Opinion ID: 788070
Heading Depth: 3
Heading Rank: 2

Heading: Warfarin Sodium

Text: 11 Warfarin sodium, the drug at the root of this litigation, is an oral anti-coagulant medication prescribed by a physician and taken in tablet form. This drug thins the blood and helps prevent blood clots that can cause strokes and heart attacks. Warfarin sodium is viewed as a narrow therapeutic index drug because the dosage has a narrow range of therapeutic value: the range between too low a dose, which is ineffective, and too high a dose, which may cause harmful side effects, is narrow. Its active ingredient is known as bulk warfarin sodium or warfarin sodium clathrate. The parties dispute whether the process to make clathrate is simple or complex; plaintiffs assert it can take years to develop a process to produce clathrate. 12 For nearly 50 years warfarin sodium has been manufactured by DuPont under the well-known brand name Coumadin. Although DuPont's patent for Coumadin expired in 1962, it remained the only manufacturer of warfarin sodium for the next 35 years. Its annual sales eventually exceeded $500 million. Several companies received FDA approval to market warfarin-related products in the 1980's, but these products were unsuccessful. 13 In 1990 the New England Journal of Medicine published the results of two studies that created renewed interest in the efficacy of warfarin sodium.
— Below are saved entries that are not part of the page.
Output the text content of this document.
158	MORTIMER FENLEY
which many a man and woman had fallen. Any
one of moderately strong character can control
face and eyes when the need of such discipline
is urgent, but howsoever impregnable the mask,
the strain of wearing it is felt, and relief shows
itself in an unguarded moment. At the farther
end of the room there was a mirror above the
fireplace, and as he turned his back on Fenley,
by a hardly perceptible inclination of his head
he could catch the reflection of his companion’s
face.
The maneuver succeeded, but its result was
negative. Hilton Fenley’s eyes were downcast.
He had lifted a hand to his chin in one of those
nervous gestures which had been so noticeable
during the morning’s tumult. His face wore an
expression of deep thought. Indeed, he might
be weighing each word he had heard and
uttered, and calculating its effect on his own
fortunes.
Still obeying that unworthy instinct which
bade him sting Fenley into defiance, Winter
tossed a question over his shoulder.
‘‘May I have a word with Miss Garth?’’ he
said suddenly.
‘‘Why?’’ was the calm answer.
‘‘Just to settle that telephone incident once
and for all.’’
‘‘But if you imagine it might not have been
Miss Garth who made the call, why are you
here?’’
A few companies thereafter began the process of gaining approval to enter the warfarin sodium market. Currently, four companies sell warfarin sodium in the United States: DuPont, with Coumadin since 1956; Barr, with generic warfarin sodium since July 1997; Geneva, with generic warfarin sodium since October 1998; and Taro Pharmaceutical Industries Ltd. (Taro), which has marketed generic warfarin sodium since September 1999. Key for a manufacturer to the production of warfarin sodium is obtaining a source of clathrate.